Rafael Correa se muestra siempre sonriente. Tiene un doctorado en Economía. Se le ve grandes dotes de liderazgo e inteligencia, pero también es visto como alguien muy arrogante. ( LA PRENSA/AFP/Rodrigo Buendía)

El amigo de Chávez

El candidato a la Presidencia de Ecuador por el movimiento Alianza País, Rafael Correa, está considerado en círculos políticos como una persona inteligente con alta capacidad de liderazgo, una imagen de seguridad e independencia que para sus detractores es, más bien, el reflejo de una personalidad arrogante. Radical en sus discursos, Correa, economista de profesión, […]

El candidato a la Presidencia de Ecuador por el movimiento Alianza País, Rafael Correa, está considerado en círculos políticos como una persona inteligente con alta capacidad de liderazgo, una imagen de seguridad e independencia que para sus detractores es, más bien, el reflejo de una personalidad arrogante.

Radical en sus discursos, Correa, economista de profesión, figura a sus 43 años como favorito para los comicios del próximo domingo, en los que asegura que vencerá en primera vuelta, declaración que unos atribuyen a un optimismo justificado y otros a la prepotencia.

Casado con la belga Anne Malherbe y padre de tres hijos, Correa hace alarde de figura “no política” en un país en el que todo político arrastra una pesada cadena de críticas de la ciudadanía, harta de los políticos tradicionales.

Siempre sonriente, Rafael Correa sueña con llevar al poder las ideas de izquierda que incubó siendo alumno salesiano y luego como voluntario en una comunidad indígena, e integrar a Ecuador a la corriente que agita el continente bajo la influencia del presidente venezolano Hugo Chávez.

De 43 años, este economista de voz estentórea, asomó a la política en un momento de ebullición, cuando miles de ecuatorianos decepcionados expulsaron del poder al mandatario Lucio Gutiérrez en abril de 2005.

Invitado por el nuevo gobierno, dejó la academia para servir como ministro de Economía, a la postre el trampolín que lo arrojó por los aires hasta dejarlo caer en los brazos de la política.

Durante los 106 días que ocupó la cartera, Correa modificó la ley para la inversión de recursos petroleros, retó a los organismos multilaterales, habló duro a Estados Unidos y conoció a los mandatarios con los que sueña sintonizarse: Chávez, Néstor Kirchner (Argentina) y Luiz Inácio Lula da Silva (Brasil). Ya como candidato, juzgó como “muy torpe” al mandatario estadounidense George W. Bush, señalando que “al compararlo con el diablo —como lo hizo Chávez— se ofendía al diablo”.

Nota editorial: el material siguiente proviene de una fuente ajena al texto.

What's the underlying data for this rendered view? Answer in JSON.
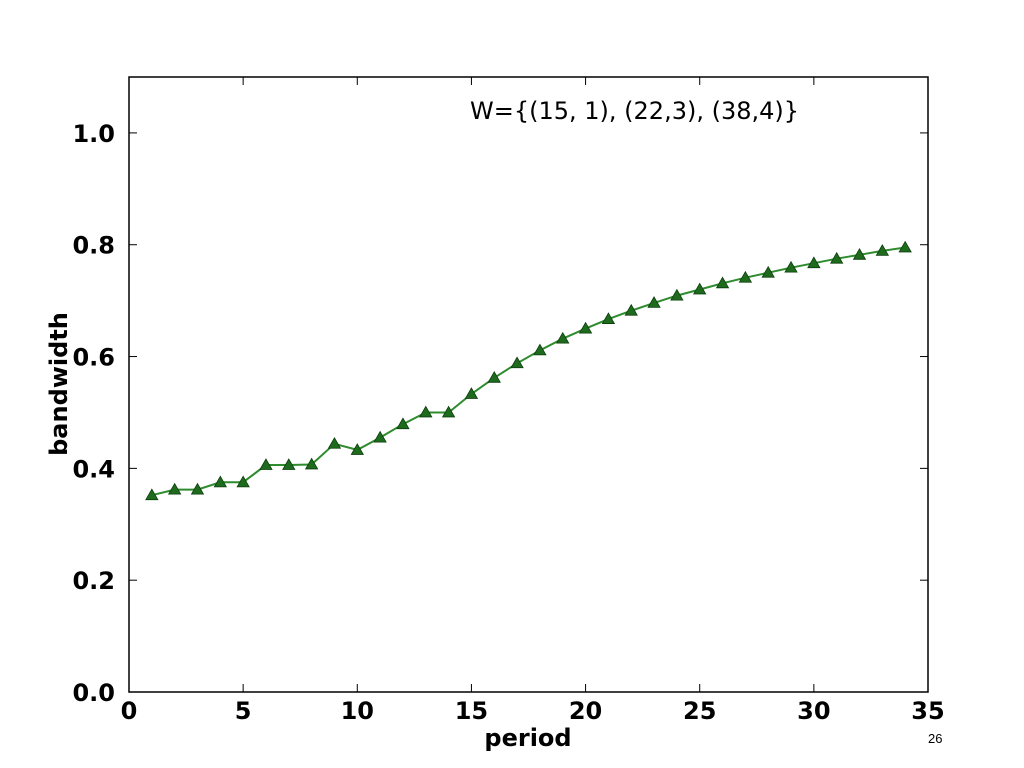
{
  "page_number": "26",
  "chart_data": {
    "type": "line",
    "title": "",
    "xlabel": "period",
    "ylabel": "bandwidth",
    "xlim": [
      0,
      35
    ],
    "ylim": [
      0,
      1.1
    ],
    "x_ticks": [
      "0",
      "5",
      "10",
      "15",
      "20",
      "25",
      "30",
      "35"
    ],
    "y_ticks": [
      "0.0",
      "0.2",
      "0.4",
      "0.6",
      "0.8",
      "1.0"
    ],
    "annotation": "W={(15, 1), (22,3), (38,4)}",
    "grid": false,
    "marker": "triangle",
    "line_color": "#2e8b2e",
    "marker_color": "#1e6b1e",
    "series": [
      {
        "x": [
          1,
          2,
          3,
          4,
          5,
          6,
          7,
          8,
          9,
          10,
          11,
          12,
          13,
          14,
          15,
          16,
          17,
          18,
          19,
          20,
          21,
          22,
          23,
          24,
          25,
          26,
          27,
          28,
          29,
          30,
          31,
          32,
          33,
          34
        ],
        "values": [
          0.352,
          0.362,
          0.362,
          0.375,
          0.375,
          0.406,
          0.406,
          0.407,
          0.444,
          0.433,
          0.455,
          0.479,
          0.5,
          0.5,
          0.533,
          0.562,
          0.588,
          0.611,
          0.632,
          0.65,
          0.667,
          0.682,
          0.696,
          0.709,
          0.72,
          0.731,
          0.741,
          0.75,
          0.759,
          0.767,
          0.775,
          0.782,
          0.789,
          0.795
        ]
      }
    ]
  }
}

Nacido en la ciudad costera de Guayaquil el 6 de abril de 1963, Correa recuerda una infancia feliz pero con limitaciones económicas, que no le impidieron obtener su título de economista en la Universidad Católica de Guayaquil, dos maestrías en Economía en Estados Unidos y Bélgica, así como un doctorado en Estados Unidos.

De verbo fácil, Correa domina, además del español, el inglés y francés, mientras que se defiende en el quechua, idioma de los indígenas de Ecuador, que aprendió cuando trabajó con ellos como misionero voluntario en una comunidad indígena de la sierra andina.

Su imagen aporta frescura en el tablero electoral, al ser un personaje sin desgaste político, que se hizo popular en los 106 días en que se desempeñó como ministro de Economía del actual Gobierno.

“Hay que superar todas las falacias del neoliberalismo y buscar eso que se ha llamado en Latinoamérica el socialismo del siglo XXI”, sentenció.